Obwohl er auf der arabischen Halbinsel wohnt und die Entwicklungen „sorgfältig verfolgt“, so präzisiert Bischof Hinder, sei es für ihn schwierig, ein klares Bild von der Lage im Jemen zu bekommen. Denn er kann das Land persönlich nicht besuchen und ist auf Informationen von Zeugen angewiesen. Hinzu komme, dass die politische Situation in jener Region sehr gespannt sei, fügt Hinder an.

Flüchtlingsproblem

Derweil sorgt eine Schreckensmeldung für Schlagzeilen: angeblich sollen Schlepper vor allem jugendliche Flüchtlinge vor der Küste Jemens gezwungen haben, ins Wasser zu springen. Mindestens 29 von ihnen seien ertrunken. Die Flüchtlinge aus dem Jemen kamen bisher in den Medien kaum zur Sprache.

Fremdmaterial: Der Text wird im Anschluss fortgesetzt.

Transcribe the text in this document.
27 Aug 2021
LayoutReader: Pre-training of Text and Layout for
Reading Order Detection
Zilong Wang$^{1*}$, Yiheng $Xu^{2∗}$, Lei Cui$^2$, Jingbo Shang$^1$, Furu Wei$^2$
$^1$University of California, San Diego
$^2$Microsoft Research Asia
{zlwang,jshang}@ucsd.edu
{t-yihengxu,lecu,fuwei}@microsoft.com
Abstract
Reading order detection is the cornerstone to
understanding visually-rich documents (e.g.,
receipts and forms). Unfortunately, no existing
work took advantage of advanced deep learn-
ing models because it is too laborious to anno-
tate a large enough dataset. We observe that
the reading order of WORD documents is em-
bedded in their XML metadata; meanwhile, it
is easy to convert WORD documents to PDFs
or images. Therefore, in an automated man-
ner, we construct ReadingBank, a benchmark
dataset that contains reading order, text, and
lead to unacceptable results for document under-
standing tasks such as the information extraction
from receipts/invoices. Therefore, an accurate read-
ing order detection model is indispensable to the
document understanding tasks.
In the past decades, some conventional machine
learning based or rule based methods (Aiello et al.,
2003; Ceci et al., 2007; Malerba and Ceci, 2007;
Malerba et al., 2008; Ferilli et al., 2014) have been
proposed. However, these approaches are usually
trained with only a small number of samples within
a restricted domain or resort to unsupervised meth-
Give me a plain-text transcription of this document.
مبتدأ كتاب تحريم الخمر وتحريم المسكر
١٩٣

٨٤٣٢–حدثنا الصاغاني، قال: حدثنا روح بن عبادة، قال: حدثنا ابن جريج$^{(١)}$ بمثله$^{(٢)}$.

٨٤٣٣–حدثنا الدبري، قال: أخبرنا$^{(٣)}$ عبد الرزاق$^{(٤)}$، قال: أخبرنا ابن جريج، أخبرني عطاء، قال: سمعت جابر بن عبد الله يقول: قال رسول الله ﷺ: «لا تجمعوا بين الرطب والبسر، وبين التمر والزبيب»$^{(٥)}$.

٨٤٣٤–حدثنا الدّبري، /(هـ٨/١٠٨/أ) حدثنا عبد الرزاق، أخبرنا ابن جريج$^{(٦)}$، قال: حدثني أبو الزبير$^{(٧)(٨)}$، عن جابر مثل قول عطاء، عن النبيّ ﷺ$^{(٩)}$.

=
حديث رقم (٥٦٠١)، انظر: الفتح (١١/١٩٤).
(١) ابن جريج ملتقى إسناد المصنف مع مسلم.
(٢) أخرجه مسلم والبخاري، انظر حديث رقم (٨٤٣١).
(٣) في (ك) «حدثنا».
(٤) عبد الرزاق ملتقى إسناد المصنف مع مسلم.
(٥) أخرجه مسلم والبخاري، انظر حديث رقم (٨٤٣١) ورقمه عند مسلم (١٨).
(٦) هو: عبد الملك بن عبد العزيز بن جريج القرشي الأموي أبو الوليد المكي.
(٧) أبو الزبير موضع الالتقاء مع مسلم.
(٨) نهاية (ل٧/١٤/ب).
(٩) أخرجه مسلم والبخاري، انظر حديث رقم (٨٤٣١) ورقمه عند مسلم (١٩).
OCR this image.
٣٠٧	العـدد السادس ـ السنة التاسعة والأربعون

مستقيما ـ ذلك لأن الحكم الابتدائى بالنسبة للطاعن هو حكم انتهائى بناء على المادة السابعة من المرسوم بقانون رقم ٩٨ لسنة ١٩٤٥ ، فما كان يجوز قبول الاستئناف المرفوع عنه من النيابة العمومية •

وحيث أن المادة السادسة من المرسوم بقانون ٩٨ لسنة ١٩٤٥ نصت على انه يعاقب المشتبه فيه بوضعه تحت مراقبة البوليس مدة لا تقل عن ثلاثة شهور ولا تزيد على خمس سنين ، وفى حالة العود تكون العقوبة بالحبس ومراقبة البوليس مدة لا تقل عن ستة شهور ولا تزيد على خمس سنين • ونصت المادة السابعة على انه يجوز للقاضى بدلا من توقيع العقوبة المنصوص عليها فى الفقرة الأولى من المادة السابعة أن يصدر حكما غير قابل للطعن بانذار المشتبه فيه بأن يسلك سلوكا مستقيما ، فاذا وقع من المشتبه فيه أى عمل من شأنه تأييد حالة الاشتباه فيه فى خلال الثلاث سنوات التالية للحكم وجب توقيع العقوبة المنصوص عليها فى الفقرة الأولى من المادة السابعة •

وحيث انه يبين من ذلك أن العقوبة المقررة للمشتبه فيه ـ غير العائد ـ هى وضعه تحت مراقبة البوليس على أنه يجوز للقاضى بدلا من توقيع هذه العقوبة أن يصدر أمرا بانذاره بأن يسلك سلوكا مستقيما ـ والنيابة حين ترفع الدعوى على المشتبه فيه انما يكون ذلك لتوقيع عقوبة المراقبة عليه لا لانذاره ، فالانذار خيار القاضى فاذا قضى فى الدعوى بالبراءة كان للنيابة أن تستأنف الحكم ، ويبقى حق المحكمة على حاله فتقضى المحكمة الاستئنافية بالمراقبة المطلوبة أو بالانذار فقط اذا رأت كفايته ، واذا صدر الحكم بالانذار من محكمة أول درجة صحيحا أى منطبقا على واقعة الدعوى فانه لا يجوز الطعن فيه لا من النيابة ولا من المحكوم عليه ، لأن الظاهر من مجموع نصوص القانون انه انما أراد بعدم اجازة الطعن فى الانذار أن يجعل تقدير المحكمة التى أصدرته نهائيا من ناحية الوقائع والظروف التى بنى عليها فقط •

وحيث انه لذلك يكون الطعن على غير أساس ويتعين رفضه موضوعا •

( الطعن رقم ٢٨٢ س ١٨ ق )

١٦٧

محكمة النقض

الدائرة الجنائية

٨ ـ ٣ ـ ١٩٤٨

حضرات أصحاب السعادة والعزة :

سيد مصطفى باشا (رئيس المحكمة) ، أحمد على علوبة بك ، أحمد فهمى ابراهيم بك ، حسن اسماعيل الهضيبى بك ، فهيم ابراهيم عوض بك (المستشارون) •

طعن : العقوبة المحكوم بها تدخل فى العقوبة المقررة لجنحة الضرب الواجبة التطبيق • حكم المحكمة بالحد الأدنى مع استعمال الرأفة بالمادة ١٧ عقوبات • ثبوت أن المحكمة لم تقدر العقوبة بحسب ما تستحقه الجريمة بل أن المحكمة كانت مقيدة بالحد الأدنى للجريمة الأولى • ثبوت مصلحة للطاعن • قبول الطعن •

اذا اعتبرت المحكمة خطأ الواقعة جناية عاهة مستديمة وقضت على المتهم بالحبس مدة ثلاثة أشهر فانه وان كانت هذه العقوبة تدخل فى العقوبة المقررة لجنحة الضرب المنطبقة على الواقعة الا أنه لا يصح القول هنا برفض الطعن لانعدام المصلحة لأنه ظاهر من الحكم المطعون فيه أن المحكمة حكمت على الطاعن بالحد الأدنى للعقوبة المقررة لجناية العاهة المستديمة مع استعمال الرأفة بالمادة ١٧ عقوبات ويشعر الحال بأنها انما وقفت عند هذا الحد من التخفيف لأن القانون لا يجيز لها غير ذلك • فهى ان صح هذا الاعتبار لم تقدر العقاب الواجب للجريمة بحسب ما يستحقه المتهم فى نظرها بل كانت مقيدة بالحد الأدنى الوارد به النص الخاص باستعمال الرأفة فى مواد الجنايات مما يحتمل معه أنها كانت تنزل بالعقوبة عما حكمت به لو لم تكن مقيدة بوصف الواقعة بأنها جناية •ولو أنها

„Es gibt nur zwei Landesgrenzen für den Jemen: Einerseits zu Saudi-Arabien, das aber eine der Kriegsparteien ist, oder zum Oman, der sich hütet, zu viele Flüchtlinge aufzunehmen, um sich nicht im Konflikt zu exponieren. Deshalb bleibt nur der Seeweg, doch der ist sehr gefährlich. Ich befürchte, dass dort sehr viele ertrunken sind.“

(rv 10.08.2017 mg)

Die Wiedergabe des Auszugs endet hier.